Thursday, September 20th, 2007

Messina Minerals Inc. is pleased to announce a brokered private placement of up to $7 million of securities of the Company. Orion Securities Inc. will act as agent of the Company with respect to the offering. The offering will be comprised of the issuance and sale of up to $6 million of flow-through common shares of the Company at a price of $0.95 per flow-through share and up to $1 million of units of the Company at a price of $0.80 per unit. Each unit will consist of one common share and one-half of one common share purchase warrant. Each whole warrant, expiring 24 months from closing, will entitle the holder to subscribe for one additional common share of the Company at a price of $1.10. The Company has also granted Orion an option to increase the size of the offering by up to an additional $1 million of units of the Company, exercisable until 48 hours prior to the closing of the offering.
The Company will pay a cash commission to the agent in the amount of 6.5% of the total proceeds raised. In addition, the Company will issue nontransferable compensation options to the agent equal to 6.5% of the total number of flow-through common shares and units issued, which will be exercisable into units for 24 months at a price of $0.80 per unit.

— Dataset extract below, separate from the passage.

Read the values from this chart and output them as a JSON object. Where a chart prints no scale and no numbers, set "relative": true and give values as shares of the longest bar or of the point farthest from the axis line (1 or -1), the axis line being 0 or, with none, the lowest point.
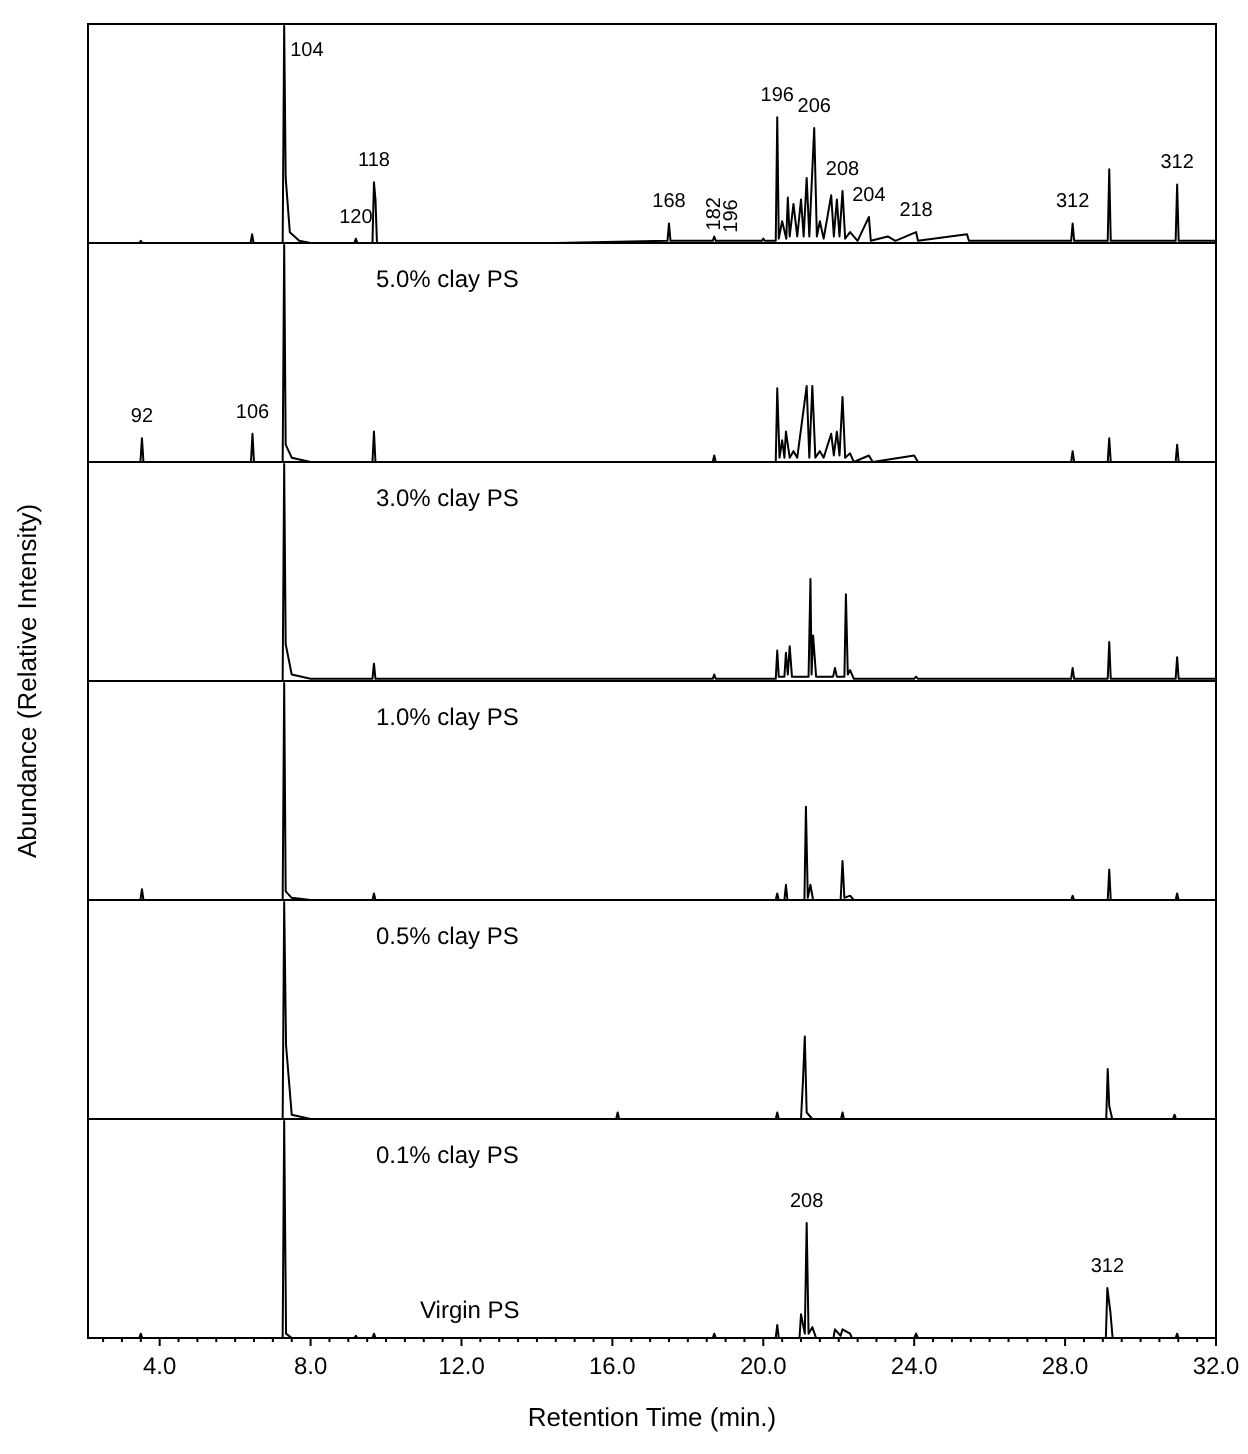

These units will be on the same terms as the units sold under the offering.
Proceeds received from the private placement are intended to be used to continue exploration work on the Company’s properties in central Newfoundland and for general corporate purposes.
The offering is expected to close on or about September 28, 2007 and is subject to certain conditions and to the receipt of all required regulatory approvals and consents, including the approval of the TSX Venture Exchange. The securities of the Company issuable pursuant to the private placement will be subject to a Canadian hold period expiring four months and one day after the closing date.
The securities proposed to be offered in the private placement have not been registered under the U.S. Securities Act of 1933, as amended, or any State securities laws, and may not be offered or sold in the United States or to U.S. Persons absent registration or an applicable exemption from the registration requirements.